ERCOT says state-wide power shortage, outages to continue

Michael Hutchins
Herald Democrat
A file photo from 2017 shows the Panda Power plant in Sherman. Officials with ERCOT said high demand and unexpected plant outages across the state have led widespread blackouts.

Following an unprecedented winter storm, electric providers and transmitters are working to stabilize the statewide electrical system. Meanwhile, millions of households across the remain without power during one of the worst winter events in years. 

The emergency was triggered by a perfect storm of high demand, the scheduled outage of some electric plants, and other plants going offline unexpectedly due to the winter storms.

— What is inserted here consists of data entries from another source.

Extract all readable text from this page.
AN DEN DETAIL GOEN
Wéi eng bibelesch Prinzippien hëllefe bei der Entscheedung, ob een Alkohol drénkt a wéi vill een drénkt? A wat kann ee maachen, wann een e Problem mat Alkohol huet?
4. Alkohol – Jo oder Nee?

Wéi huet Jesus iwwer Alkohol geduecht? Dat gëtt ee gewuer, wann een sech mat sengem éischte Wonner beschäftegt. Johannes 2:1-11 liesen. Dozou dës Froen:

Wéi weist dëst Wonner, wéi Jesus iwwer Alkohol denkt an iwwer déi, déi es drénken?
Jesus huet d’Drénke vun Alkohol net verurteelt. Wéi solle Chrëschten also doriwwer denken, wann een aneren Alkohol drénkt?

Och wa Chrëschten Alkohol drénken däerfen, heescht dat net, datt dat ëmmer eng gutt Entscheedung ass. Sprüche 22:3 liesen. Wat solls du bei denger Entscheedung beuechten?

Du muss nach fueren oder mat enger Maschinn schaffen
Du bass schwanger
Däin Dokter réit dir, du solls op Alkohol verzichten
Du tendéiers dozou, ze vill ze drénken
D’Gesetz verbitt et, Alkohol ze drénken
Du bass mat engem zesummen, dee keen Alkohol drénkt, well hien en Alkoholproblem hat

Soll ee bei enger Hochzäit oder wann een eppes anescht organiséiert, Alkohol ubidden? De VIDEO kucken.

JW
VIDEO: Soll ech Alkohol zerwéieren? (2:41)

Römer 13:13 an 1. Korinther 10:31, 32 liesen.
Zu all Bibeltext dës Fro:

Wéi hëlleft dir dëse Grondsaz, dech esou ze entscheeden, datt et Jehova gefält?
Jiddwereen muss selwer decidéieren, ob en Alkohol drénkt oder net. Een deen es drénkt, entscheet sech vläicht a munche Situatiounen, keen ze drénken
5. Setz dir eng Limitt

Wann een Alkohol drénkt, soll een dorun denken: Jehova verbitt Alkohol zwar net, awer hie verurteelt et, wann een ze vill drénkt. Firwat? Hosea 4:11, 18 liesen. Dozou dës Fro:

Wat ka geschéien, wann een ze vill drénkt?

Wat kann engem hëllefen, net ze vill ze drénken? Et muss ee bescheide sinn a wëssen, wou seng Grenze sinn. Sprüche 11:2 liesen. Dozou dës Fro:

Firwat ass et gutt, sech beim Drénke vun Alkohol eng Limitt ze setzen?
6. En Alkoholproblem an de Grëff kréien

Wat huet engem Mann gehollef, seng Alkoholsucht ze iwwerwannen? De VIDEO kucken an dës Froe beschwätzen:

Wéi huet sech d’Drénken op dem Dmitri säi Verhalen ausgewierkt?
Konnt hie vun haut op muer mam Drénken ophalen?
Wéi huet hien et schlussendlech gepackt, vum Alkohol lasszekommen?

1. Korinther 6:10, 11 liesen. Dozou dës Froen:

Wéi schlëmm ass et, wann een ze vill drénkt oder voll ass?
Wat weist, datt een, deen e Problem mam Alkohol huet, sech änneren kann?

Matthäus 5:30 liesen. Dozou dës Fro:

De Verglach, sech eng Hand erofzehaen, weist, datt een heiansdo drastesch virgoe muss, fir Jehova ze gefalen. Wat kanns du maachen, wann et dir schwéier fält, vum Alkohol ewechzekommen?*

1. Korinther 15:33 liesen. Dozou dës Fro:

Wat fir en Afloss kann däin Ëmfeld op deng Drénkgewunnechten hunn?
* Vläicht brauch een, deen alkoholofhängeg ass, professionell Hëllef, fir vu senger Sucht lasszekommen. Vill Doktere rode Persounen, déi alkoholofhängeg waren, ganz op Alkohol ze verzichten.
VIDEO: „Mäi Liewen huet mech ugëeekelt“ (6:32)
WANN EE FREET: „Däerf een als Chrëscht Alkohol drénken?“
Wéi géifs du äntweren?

Representatives with the Electric Reliability Council of Texas gave an update Monday morning on wide-spread intentional outages that were put in as the electric grid was taxed last night.

"As most of you know, this cold weather event is very unprecedented, reaching all the way across Texas," said ERCOT Senior Director of Operations Dan Woodfin noting that the agency reached its highest emergency level overnight.

As snow and freezing precipitation blanketed North Texas last night, electric providers saw a new record demand across the state. Between 7 p.m. and 8 p.m., more than 69,000 megawatts of power was used across the state.

Still, the system was able to handle the strain of the demand without going into an emergency alert, Woodfin said.

However, demand remained high throughout the night. At around 11 p.m. generators started going offline due to the winter weather, which triggered an energy emergency alert by ERCOT. This in turn led transmitters to start instituting rolling blackouts to stabilize the demand on the system.

However, the number of offline stations continued to increase, triggering a level 3 emergency alert at approximately 1:25 a.m. — the first alert of this type since 2011.

At its peak, officials estimated that about 2 million households were affected, with an estimated electric demand of 16,500 megawatts of power. By comparison, about 34,000 megawatts was taken off the grid by the plants that went offline.

"We are working tirelessly to get the power back on as soon as possible and we know the generation and transmission providers are doing the same," Woodfin said.

While the intent was to rotate the outages, Woodfin said the  shortage on the grid has been so great that transmitters have been largely unable to do so. There are few circuits that do not have key infrastructure, hospitals, or other emergency services connected to them which has limited the options for electric providers.

Initially, outages were expected to last a matter of minutes or up to about an hour. However, some customers have been without power since late Sunday night.

"They have used all the circuits they can to meet the high high amount of outages that are required to balance supply and demand and preserve the reliability of the system as a whole," Woodfin said.

Woodfin gave no definitive timeline to when power could be restored for those without electricity. Some of the outages could be throughout the day and into Tuesday. However, some stations were only a matter of hours from being restored, he said.